Once the Kindle was in my hands it opened up the whole world of Indie Authors. I had no desire to download 3000 free classics, we have a house full of dead authors in paperback. Reading about other writers on line, choosing books that sparked my interest and downloading them in a matter of seconds was part of the fun. I review all my fellow Indie Authors on Amazon and Goodreads, though it is often a while before I actually get around to reading. With all the angst about Amazon deleting reviews I decided to also put new reviews on my blog. I love variety so here are three very different books. One novel, one set of three short stories and my favourite, a collection of stories, flash fiction and poems.

on 4 July 2018
I read this collection on my Kindle and one disadvantage of Kindles is you don’t have the book lying on your coffee table showing off its cover. Coming back to Amazon to review this book I remembered how I loved the imaginative cover which does justice to the contents. I was really taken wih the stories and poems. I love writing short stories that are often dark so I appreciated the author’s style. Here are tales gruesome and scary, but also poignant poems. The book ends with a longer story that held me in suspense all the way through…

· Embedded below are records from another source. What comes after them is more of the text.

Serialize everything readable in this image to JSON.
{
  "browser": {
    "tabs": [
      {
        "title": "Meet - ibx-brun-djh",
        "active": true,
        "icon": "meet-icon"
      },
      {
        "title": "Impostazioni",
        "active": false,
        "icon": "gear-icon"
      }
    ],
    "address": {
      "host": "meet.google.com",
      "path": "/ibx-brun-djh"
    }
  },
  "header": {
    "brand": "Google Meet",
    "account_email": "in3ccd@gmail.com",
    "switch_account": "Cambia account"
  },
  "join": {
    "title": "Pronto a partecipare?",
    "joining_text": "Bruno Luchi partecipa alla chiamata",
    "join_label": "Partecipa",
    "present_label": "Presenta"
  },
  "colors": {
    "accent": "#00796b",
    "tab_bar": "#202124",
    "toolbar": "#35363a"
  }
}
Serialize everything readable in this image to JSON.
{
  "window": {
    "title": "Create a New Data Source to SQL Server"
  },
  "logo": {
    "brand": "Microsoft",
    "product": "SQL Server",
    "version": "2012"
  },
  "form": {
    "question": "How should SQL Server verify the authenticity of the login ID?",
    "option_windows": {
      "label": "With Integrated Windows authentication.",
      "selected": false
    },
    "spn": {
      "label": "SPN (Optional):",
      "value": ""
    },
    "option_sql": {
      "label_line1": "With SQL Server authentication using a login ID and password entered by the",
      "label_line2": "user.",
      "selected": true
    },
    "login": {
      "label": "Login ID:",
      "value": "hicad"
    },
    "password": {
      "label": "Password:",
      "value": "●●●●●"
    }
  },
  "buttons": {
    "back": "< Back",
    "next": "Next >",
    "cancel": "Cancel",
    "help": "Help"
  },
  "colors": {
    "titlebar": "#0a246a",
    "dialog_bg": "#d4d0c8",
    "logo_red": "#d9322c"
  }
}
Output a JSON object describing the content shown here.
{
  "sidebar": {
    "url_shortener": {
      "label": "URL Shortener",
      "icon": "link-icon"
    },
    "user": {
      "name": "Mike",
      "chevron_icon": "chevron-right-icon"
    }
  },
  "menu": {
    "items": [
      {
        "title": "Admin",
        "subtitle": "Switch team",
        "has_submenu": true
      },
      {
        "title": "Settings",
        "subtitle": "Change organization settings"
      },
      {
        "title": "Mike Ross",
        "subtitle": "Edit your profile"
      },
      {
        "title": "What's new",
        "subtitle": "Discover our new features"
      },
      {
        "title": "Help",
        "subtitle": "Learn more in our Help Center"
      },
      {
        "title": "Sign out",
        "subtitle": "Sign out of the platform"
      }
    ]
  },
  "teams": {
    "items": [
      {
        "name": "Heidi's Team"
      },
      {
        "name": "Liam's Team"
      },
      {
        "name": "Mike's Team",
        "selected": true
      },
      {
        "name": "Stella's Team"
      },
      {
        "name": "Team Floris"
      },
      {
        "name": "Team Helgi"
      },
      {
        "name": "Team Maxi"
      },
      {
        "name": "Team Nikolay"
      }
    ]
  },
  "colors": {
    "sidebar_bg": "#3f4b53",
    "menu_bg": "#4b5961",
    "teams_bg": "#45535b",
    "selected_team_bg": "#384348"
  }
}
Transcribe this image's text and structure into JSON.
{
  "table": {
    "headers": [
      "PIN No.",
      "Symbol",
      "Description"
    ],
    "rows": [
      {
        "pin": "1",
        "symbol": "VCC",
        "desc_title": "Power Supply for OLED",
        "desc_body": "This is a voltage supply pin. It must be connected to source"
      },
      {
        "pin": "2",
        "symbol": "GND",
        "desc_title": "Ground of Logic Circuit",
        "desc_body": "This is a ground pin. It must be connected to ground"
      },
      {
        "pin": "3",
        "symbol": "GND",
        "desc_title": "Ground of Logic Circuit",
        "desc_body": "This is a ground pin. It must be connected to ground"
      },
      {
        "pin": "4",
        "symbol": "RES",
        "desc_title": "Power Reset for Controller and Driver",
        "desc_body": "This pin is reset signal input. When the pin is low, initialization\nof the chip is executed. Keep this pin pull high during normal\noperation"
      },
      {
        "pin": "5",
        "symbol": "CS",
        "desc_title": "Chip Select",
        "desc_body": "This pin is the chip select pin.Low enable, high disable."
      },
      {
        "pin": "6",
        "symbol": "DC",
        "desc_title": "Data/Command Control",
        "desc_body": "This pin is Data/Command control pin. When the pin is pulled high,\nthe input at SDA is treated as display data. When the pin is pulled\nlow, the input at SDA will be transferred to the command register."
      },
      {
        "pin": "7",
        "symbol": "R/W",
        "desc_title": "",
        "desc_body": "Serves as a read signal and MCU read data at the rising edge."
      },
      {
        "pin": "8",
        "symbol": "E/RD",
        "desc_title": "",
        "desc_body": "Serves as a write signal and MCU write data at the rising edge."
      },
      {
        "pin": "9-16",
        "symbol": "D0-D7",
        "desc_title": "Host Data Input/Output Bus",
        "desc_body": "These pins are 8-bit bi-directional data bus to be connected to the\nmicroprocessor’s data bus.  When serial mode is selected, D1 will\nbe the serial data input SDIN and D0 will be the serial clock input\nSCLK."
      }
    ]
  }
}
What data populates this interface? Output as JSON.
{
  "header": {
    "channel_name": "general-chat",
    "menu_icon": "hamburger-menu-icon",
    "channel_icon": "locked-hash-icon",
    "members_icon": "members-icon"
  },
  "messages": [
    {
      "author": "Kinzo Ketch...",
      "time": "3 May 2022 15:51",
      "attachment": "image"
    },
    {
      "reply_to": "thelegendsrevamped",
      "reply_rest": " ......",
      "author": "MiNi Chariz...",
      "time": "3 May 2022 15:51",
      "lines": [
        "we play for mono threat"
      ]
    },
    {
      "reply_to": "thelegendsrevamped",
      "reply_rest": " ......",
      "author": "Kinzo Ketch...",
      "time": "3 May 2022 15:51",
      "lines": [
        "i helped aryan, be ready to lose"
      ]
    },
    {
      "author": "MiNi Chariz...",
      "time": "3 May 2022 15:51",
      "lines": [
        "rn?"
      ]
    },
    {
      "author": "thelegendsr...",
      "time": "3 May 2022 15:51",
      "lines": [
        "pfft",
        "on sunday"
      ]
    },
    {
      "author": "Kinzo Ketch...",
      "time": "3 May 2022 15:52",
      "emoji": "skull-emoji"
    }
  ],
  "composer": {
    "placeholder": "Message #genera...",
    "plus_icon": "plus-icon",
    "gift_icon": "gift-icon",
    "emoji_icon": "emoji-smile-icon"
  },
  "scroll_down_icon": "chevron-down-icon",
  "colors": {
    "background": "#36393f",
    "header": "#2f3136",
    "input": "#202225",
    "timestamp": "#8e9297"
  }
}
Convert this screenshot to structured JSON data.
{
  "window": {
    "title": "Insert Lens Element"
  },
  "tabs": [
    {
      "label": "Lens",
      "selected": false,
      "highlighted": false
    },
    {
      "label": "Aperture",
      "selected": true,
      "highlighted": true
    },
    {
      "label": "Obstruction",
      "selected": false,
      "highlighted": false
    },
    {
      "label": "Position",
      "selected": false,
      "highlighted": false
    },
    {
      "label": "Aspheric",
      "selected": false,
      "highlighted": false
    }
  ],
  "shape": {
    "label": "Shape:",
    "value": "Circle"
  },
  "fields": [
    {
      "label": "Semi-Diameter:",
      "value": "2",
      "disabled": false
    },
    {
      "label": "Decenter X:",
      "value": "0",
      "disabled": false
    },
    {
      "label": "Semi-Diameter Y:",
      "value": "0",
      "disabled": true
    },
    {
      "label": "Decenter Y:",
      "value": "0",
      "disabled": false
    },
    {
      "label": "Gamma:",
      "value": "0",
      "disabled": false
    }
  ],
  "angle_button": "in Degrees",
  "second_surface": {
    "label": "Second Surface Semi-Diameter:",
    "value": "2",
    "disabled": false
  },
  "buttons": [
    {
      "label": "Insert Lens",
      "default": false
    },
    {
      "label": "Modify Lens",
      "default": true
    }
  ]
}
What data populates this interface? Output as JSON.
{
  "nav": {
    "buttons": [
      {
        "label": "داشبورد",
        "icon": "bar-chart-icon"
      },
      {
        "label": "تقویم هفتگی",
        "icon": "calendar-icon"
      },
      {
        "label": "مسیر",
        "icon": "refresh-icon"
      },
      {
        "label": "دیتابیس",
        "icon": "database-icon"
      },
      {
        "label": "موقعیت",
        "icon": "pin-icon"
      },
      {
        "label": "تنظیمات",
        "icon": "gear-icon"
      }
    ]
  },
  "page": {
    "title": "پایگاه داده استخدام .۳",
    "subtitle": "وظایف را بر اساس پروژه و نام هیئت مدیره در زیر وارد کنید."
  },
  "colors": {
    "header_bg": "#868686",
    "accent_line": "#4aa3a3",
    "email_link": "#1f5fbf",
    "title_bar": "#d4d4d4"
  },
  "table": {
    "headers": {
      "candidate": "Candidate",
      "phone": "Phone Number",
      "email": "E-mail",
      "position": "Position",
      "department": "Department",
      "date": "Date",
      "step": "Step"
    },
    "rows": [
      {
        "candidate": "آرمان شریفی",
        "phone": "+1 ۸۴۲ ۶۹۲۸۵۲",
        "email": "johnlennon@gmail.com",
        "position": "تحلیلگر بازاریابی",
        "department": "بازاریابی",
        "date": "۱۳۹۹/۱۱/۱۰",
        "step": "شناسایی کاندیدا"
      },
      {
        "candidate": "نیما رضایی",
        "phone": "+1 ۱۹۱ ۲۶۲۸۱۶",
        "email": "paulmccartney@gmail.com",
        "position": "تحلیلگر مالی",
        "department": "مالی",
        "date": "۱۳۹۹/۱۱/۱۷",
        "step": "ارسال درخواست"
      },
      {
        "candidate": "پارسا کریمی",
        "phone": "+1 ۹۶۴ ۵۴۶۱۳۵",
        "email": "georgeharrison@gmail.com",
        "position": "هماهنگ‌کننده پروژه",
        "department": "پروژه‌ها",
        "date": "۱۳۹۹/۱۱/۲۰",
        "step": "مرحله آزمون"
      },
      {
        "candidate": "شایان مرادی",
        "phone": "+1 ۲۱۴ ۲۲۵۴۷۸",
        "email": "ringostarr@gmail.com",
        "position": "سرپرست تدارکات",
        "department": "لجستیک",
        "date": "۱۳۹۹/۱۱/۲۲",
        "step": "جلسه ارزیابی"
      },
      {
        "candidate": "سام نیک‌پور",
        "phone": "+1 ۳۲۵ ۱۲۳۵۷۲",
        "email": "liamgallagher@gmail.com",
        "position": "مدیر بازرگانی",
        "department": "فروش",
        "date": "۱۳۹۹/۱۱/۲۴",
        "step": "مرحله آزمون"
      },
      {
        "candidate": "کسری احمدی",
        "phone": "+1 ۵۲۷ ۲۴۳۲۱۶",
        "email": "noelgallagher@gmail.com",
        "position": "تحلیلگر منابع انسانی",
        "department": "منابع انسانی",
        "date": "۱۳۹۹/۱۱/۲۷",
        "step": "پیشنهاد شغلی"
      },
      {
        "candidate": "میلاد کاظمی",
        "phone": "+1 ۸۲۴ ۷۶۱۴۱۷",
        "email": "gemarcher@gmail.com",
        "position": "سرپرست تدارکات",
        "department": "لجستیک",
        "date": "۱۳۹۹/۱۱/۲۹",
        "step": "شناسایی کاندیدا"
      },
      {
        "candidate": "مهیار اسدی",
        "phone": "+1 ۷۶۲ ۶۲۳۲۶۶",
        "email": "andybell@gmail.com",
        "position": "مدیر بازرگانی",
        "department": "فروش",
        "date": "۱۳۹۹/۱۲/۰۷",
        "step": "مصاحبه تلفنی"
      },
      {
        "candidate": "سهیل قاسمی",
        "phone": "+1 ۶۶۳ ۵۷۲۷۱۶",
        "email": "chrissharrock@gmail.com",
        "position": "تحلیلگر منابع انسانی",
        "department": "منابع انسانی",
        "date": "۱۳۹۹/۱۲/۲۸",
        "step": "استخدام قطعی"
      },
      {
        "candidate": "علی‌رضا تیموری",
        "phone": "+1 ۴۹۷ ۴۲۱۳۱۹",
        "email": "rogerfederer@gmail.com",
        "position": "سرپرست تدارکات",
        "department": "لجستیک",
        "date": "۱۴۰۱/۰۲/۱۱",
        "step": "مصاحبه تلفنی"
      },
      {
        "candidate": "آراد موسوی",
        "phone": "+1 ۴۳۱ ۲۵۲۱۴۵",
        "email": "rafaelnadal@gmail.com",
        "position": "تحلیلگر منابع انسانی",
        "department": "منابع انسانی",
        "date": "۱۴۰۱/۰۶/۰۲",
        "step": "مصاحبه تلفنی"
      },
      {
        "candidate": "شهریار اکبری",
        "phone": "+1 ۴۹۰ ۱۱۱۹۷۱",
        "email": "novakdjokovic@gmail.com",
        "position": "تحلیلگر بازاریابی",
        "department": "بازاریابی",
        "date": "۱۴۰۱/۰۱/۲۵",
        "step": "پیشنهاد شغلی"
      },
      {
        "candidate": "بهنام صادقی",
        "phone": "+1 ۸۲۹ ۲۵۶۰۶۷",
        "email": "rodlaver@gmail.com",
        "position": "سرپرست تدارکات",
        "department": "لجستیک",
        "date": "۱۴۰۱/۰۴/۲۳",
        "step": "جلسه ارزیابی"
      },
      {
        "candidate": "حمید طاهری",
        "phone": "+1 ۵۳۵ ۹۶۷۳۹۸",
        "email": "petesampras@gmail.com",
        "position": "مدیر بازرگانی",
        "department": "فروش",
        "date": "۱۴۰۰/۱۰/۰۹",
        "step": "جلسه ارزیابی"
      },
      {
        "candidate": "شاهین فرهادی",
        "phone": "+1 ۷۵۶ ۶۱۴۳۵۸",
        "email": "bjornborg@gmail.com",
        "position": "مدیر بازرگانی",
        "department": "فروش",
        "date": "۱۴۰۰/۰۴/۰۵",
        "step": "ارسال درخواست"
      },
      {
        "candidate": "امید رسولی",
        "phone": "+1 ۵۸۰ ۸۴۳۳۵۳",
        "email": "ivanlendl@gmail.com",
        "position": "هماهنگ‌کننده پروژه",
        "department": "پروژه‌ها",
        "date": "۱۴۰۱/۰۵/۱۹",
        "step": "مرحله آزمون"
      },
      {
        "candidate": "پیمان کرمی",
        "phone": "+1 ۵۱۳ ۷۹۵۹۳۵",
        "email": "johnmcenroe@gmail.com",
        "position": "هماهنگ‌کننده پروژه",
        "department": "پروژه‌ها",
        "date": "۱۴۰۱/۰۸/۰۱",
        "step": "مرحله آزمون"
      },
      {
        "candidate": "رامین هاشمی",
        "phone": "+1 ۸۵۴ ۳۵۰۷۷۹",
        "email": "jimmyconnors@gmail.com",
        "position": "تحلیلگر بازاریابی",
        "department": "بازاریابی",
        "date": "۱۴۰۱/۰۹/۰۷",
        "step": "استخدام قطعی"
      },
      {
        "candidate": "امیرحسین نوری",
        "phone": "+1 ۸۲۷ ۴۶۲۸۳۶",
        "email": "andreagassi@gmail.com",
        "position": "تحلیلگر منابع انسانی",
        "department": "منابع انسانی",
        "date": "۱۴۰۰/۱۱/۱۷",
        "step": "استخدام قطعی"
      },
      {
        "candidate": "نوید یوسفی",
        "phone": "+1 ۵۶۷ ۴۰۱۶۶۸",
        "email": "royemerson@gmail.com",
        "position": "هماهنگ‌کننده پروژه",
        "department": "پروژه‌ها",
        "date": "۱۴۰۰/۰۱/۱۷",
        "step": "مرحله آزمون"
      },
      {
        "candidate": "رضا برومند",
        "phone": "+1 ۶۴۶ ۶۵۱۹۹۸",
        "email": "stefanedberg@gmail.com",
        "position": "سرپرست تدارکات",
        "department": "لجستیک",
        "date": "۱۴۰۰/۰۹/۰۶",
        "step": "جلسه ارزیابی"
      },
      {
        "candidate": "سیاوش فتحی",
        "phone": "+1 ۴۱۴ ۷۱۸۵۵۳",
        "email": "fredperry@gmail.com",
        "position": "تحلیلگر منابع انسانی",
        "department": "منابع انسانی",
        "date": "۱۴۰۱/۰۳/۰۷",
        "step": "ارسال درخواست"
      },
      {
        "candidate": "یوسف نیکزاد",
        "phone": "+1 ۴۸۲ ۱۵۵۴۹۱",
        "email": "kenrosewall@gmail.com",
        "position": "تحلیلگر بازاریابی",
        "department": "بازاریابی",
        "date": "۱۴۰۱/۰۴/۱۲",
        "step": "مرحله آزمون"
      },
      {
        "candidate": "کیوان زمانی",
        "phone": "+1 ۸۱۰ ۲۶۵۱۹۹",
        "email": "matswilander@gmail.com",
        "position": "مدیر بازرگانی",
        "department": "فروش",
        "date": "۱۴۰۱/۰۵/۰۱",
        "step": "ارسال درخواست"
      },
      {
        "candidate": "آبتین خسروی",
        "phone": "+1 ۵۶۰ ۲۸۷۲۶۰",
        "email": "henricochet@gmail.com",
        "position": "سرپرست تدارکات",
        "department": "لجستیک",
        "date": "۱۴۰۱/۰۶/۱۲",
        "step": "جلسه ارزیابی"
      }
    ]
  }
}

Finding Hunter: Riverbend Book 2 Kindle Edition

on 2 July 2018
A very different novel from the first Riverbend book and it would work fine as a stand alone novel, but those of us who enjoyed the first were eager to see if it was Willow’s turn to find true love, only to fear she would lose the love of her life so soon after finding him. Anyone who has had strange experiences when meeting the boyfriend’s family for the first time will sympathise with Willow and admire the way she stands by her man. But how can she stand by her man when he disappears? Hunter is a complex man with a difficult life, can love be strong enough to save him? I am looking forward to reading Book Three and following the next part of Willow and Hunter’s life together.

The One That Got Away and other short stories

4.0 out of 5 stars  Chances missed and chances taken.

on 4 July 2018
Three gentle stories, very different, but all about finding love and new paths later in life. My favourite was ‘More than a Mere Bagatelle’ . Modern grandmothers don’t just sit at home, they have lives of their own, but that can bring difficult choices.